In dem Kooperationsprojekt zwischen dem Jugendhilfeträger Gangway e.V., der AWO Hamburg e.V. und dem Bildungs- und Beratungszentrums (ReBBZ) Harburg werden in Zusammenarbeit mit dem Freilichtmuseum Am Kiekeberg (Harburg) 4-6 Kinder sogenannte „unbeschulbare“ Kinder in einer außerschulischen Lerngruppe beschult. Das Projekt läuft seit Oktober 2020 und die derzeitigen Kinder haben sich schon großartig weiterentwickelt.

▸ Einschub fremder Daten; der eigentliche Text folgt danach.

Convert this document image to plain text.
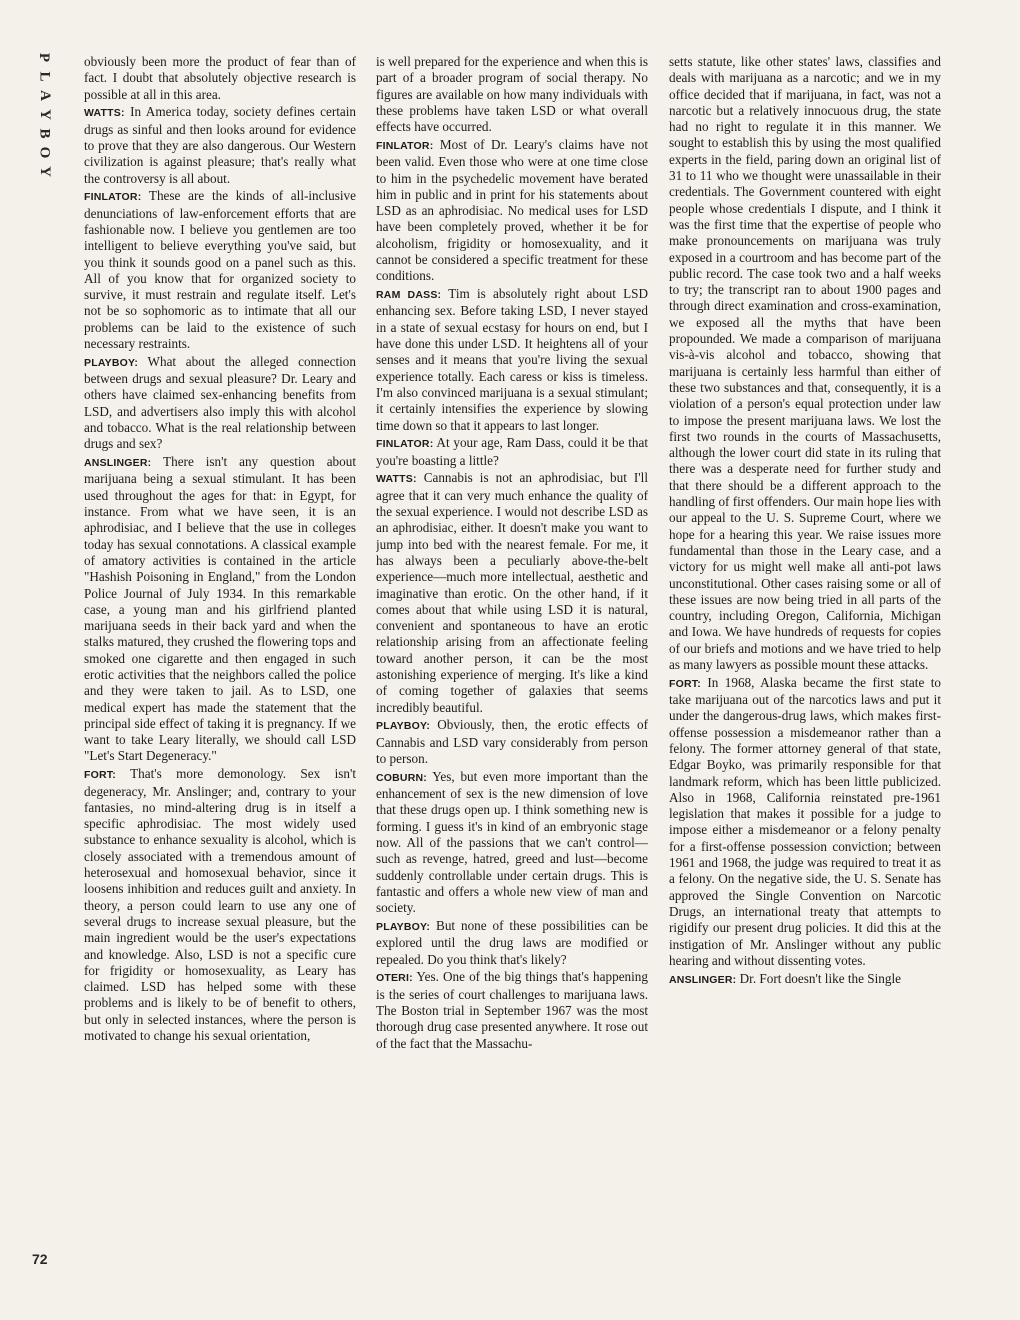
P
L
A
Y
B
O
Y

obviously been more the product of fear than of fact. I doubt that absolutely objective research is possible at all in this area.

WATTS: In America today, society defines certain drugs as sinful and then looks around for evidence to prove that they are also dangerous. Our Western civilization is against pleasure; that's really what the controversy is all about.

FINLATOR: These are the kinds of all-inclusive denunciations of law-enforcement efforts that are fashionable now. I believe you gentlemen are too intelligent to believe everything you've said, but you think it sounds good on a panel such as this. All of you know that for organized society to survive, it must restrain and regulate itself. Let's not be so sophomoric as to intimate that all our problems can be laid to the existence of such necessary restraints.

PLAYBOY: What about the alleged connection between drugs and sexual pleasure? Dr. Leary and others have claimed sex-enhancing benefits from LSD, and advertisers also imply this with alcohol and tobacco. What is the real relationship between drugs and sex?

ANSLINGER: There isn't any question about marijuana being a sexual stimulant. It has been used throughout the ages for that: in Egypt, for instance. From what we have seen, it is an aphrodisiac, and I believe that the use in colleges today has sexual connotations. A classical example of amatory activities is contained in the article "Hashish Poisoning in England," from the London Police Journal of July 1934. In this remarkable case, a young man and his girlfriend planted marijuana seeds in their back yard and when the stalks matured, they crushed the flowering tops and smoked one cigarette and then engaged in such erotic activities that the neighbors called the police and they were taken to jail. As to LSD, one medical expert has made the statement that the principal side effect of taking it is pregnancy. If we want to take Leary literally, we should call LSD "Let's Start Degeneracy."

FORT: That's more demonology. Sex isn't degeneracy, Mr. Anslinger; and, contrary to your fantasies, no mind-altering drug is in itself a specific aphrodisiac. The most widely used substance to enhance sexuality is alcohol, which is closely associated with a tremendous amount of heterosexual and homosexual behavior, since it loosens inhibition and reduces guilt and anxiety. In theory, a person could learn to use any one of several drugs to increase sexual pleasure, but the main ingredient would be the user's expectations and knowledge. Also, LSD is not a specific cure for frigidity or homosexuality, as Leary has claimed. LSD has helped some with these problems and is likely to be of benefit to others, but only in selected instances, where the person is motivated to change his sexual orientation,

is well prepared for the experience and when this is part of a broader program of social therapy. No figures are available on how many individuals with these problems have taken LSD or what overall effects have occurred.

FINLATOR: Most of Dr. Leary's claims have not been valid. Even those who were at one time close to him in the psychedelic movement have berated him in public and in print for his statements about LSD as an aphrodisiac. No medical uses for LSD have been completely proved, whether it be for alcoholism, frigidity or homosexuality, and it cannot be considered a specific treatment for these conditions.

RAM DASS: Tim is absolutely right about LSD enhancing sex. Before taking LSD, I never stayed in a state of sexual ecstasy for hours on end, but I have done this under LSD. It heightens all of your senses and it means that you're living the sexual experience totally. Each caress or kiss is timeless. I'm also convinced marijuana is a sexual stimulant; it certainly intensifies the experience by slowing time down so that it appears to last longer.

FINLATOR: At your age, Ram Dass, could it be that you're boasting a little?

WATTS: Cannabis is not an aphrodisiac, but I'll agree that it can very much enhance the quality of the sexual experience. I would not describe LSD as an aphrodisiac, either. It doesn't make you want to jump into bed with the nearest female. For me, it has always been a peculiarly above-the-belt experience—much more intellectual, aesthetic and imaginative than erotic. On the other hand, if it comes about that while using LSD it is natural, convenient and spontaneous to have an erotic relationship arising from an affectionate feeling toward another person, it can be the most astonishing experience of merging. It's like a kind of coming together of galaxies that seems incredibly beautiful.

PLAYBOY: Obviously, then, the erotic effects of Cannabis and LSD vary considerably from person to person.

COBURN: Yes, but even more important than the enhancement of sex is the new dimension of love that these drugs open up. I think something new is forming. I guess it's in kind of an embryonic stage now. All of the passions that we can't control—such as revenge, hatred, greed and lust—become suddenly controllable under certain drugs. This is fantastic and offers a whole new view of man and society.

PLAYBOY: But none of these possibilities can be explored until the drug laws are modified or repealed. Do you think that's likely?

OTERI: Yes. One of the big things that's happening is the series of court challenges to marijuana laws. The Boston trial in September 1967 was the most thorough drug case presented anywhere. It rose out of the fact that the Massachu-

setts statute, like other states' laws, classifies and deals with marijuana as a narcotic; and we in my office decided that if marijuana, in fact, was not a narcotic but a relatively innocuous drug, the state had no right to regulate it in this manner. We sought to establish this by using the most qualified experts in the field, paring down an original list of 31 to 11 who we thought were unassailable in their credentials. The Government countered with eight people whose credentials I dispute, and I think it was the first time that the expertise of people who make pronouncements on marijuana was truly exposed in a courtroom and has become part of the public record. The case took two and a half weeks to try; the transcript ran to about 1900 pages and through direct examination and cross-examination, we exposed all the myths that have been propounded. We made a comparison of marijuana vis-à-vis alcohol and tobacco, showing that marijuana is certainly less harmful than either of these two substances and that, consequently, it is a violation of a person's equal protection under law to impose the present marijuana laws. We lost the first two rounds in the courts of Massachusetts, although the lower court did state in its ruling that there was a desperate need for further study and that there should be a different approach to the handling of first offenders. Our main hope lies with our appeal to the U. S. Supreme Court, where we hope for a hearing this year. We raise issues more fundamental than those in the Leary case, and a victory for us might well make all anti-pot laws unconstitutional. Other cases raising some or all of these issues are now being tried in all parts of the country, including Oregon, California, Michigan and Iowa. We have hundreds of requests for copies of our briefs and motions and we have tried to help as many lawyers as possible mount these attacks.

FORT: In 1968, Alaska became the first state to take marijuana out of the narcotics laws and put it under the dangerous-drug laws, which makes first-offense possession a misdemeanor rather than a felony. The former attorney general of that state, Edgar Boyko, was primarily responsible for that landmark reform, which has been little publicized. Also in 1968, California reinstated pre-1961 legislation that makes it possible for a judge to impose either a misdemeanor or a felony penalty for a first-offense possession conviction; between 1961 and 1968, the judge was required to treat it as a felony. On the negative side, the U. S. Senate has approved the Single Convention on Narcotic Drugs, an international treaty that attempts to rigidify our present drug policies. It did this at the instigation of Mr. Anslinger without any public hearing and without dissenting votes.

ANSLINGER: Dr. Fort doesn't like the Single

72
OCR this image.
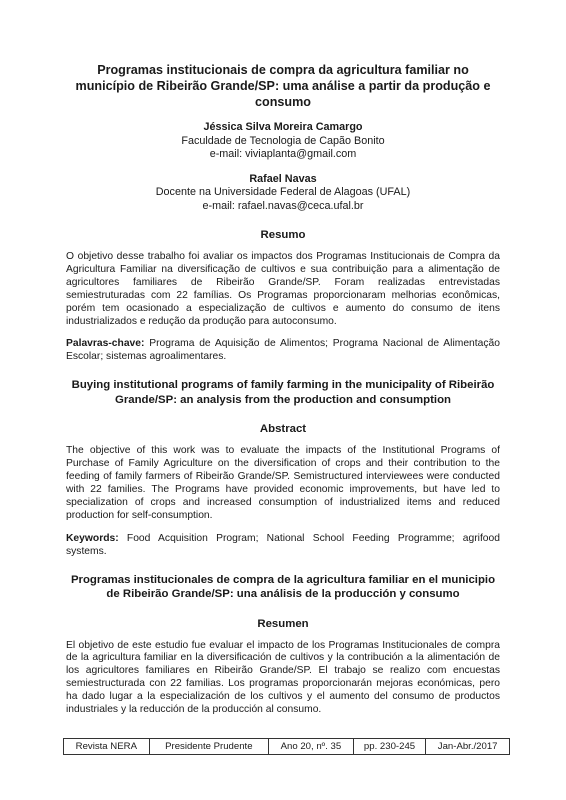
Programas institucionais de compra da agricultura familiar no município de Ribeirão Grande/SP: uma análise a partir da produção e consumo
Jéssica Silva Moreira Camargo
Faculdade de Tecnologia de Capão Bonito
e-mail: viviaplanta@gmail.com
Rafael Navas
Docente na Universidade Federal de Alagoas (UFAL)
e-mail: rafael.navas@ceca.ufal.br
Resumo

O objetivo desse trabalho foi avaliar os impactos dos Programas Institucionais de Compra da Agricultura Familiar na diversificação de cultivos e sua contribuição para a alimentação de agricultores familiares de Ribeirão Grande/SP. Foram realizadas entrevistadas semiestruturadas com 22 famílias. Os Programas proporcionaram melhorias econômicas, porém tem ocasionado a especialização de cultivos e aumento do consumo de itens industrializados e redução da produção para autoconsumo.

Palavras-chave: Programa de Aquisição de Alimentos; Programa Nacional de Alimentação Escolar; sistemas agroalimentares.

Buying institutional programs of family farming in the municipality of Ribeirão Grande/SP: an analysis from the production and consumption
Abstract

The objective of this work was to evaluate the impacts of the Institutional Programs of Purchase of Family Agriculture on the diversification of crops and their contribution to the feeding of family farmers of Ribeirão Grande/SP. Semistructured interviewees were conducted with 22 families. The Programs have provided economic improvements, but have led to specialization of crops and increased consumption of industrialized items and reduced production for self-consumption.

Keywords: Food Acquisition Program; National School Feeding Programme; agrifood systems.

Programas institucionales de compra de la agricultura familiar en el municipio de Ribeirão Grande/SP: una análisis de la producción y consumo
Resumen

El objetivo de este estudio fue evaluar el impacto de los Programas Institucionales de compra de la agricultura familiar en la diversificación de cultivos y la contribución a la alimentación de los agricultores familiares en Ribeirão Grande/SP. El trabajo se realizo com encuestas semiestructurada con 22 familias. Los programas proporcionarán mejoras económicas, pero ha dado lugar a la especialización de los cultivos y el aumento del consumo de productos industriales y la reducción de la producción al consumo.

Revista NERA	Presidente Prudente	Ano 20, nº. 35	pp. 230-245	Jan-Abr./2017
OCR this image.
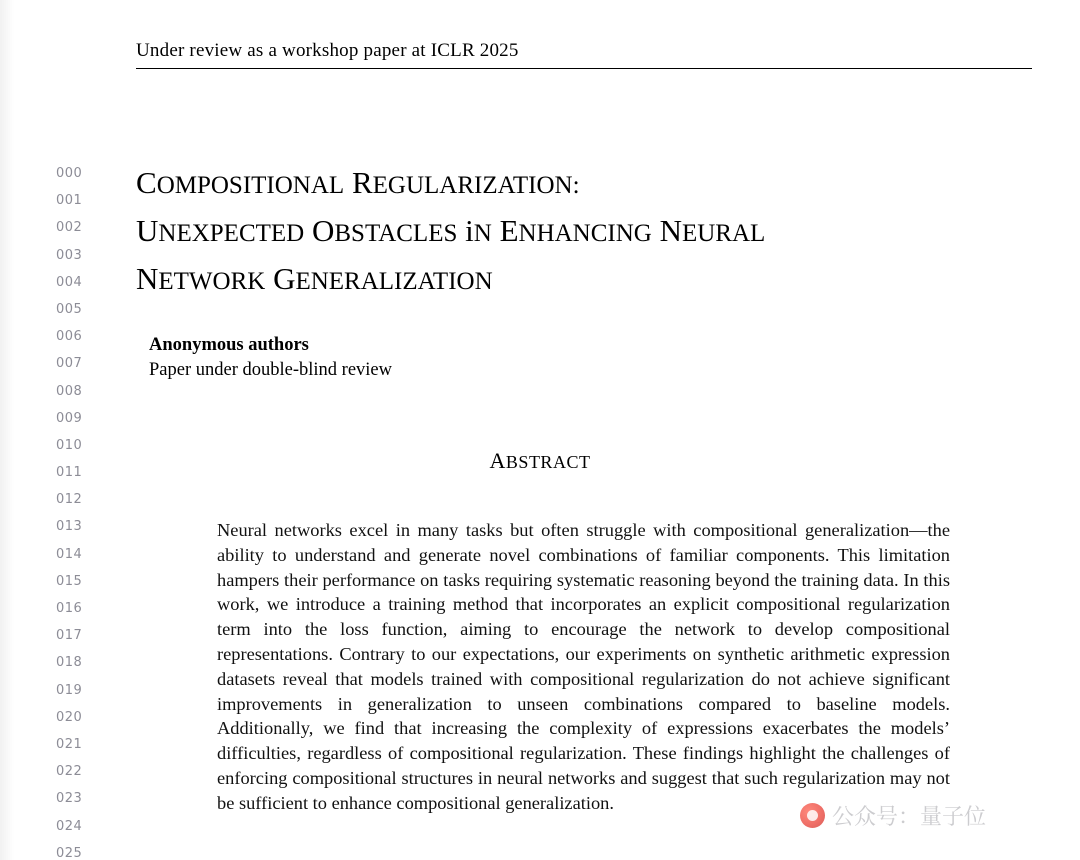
Under review as a workshop paper at ICLR 2025
000
001
002
003
004
005
006
007
008
009
010
011
012
013
014
015
016
017
018
019
020
021
022
023
024
025
COMPOSITIONAL REGULARIZATION:
UNEXPECTED OBSTACLES iN ENHANCING NEURAL
NETWORK GENERALIZATION
Anonymous authors
Paper under double-blind review
ABSTRACT

Neural networks excel in many tasks but often struggle with compositional generalization—the ability to understand and generate novel combinations of familiar components. This limitation hampers their performance on tasks requiring systematic reasoning beyond the training data. In this work, we introduce a training method that incorporates an explicit compositional regularization term into the loss function, aiming to encourage the network to develop compositional representations. Contrary to our expectations, our experiments on synthetic arithmetic expression datasets reveal that models trained with compositional regularization do not achieve significant improvements in generalization to unseen combinations compared to baseline models. Additionally, we find that increasing the complexity of expressions exacerbates the models’ difficulties, regardless of compositional regularization. These findings highlight the challenges of enforcing compositional structures in neural networks and suggest that such regularization may not be sufficient to enhance compositional generalization.

公众号：量子位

Ein Junge, der vorher nur im Einzelsetting mit zwei Erwachsenen beschult werden konnte, hat einen Freund im Projekt gefunden.

Als „unbeschulbar“ erlebte und beschriebene Kinder zeigen sich nicht in der Lage, den Anforderungen der Schule gerecht zu werden. Sie verhalten sich oft aggressiv oder gewalttätig sowohl Kindern als auch Erwachsenen gegenüber, ziehen sich zum Teil zurück, sind in der Klasse sozial isoliert, durch Pädagog:innen nicht erreichbar und können den Lernort Schule nicht für ihre notwendige Entwicklung nutzen.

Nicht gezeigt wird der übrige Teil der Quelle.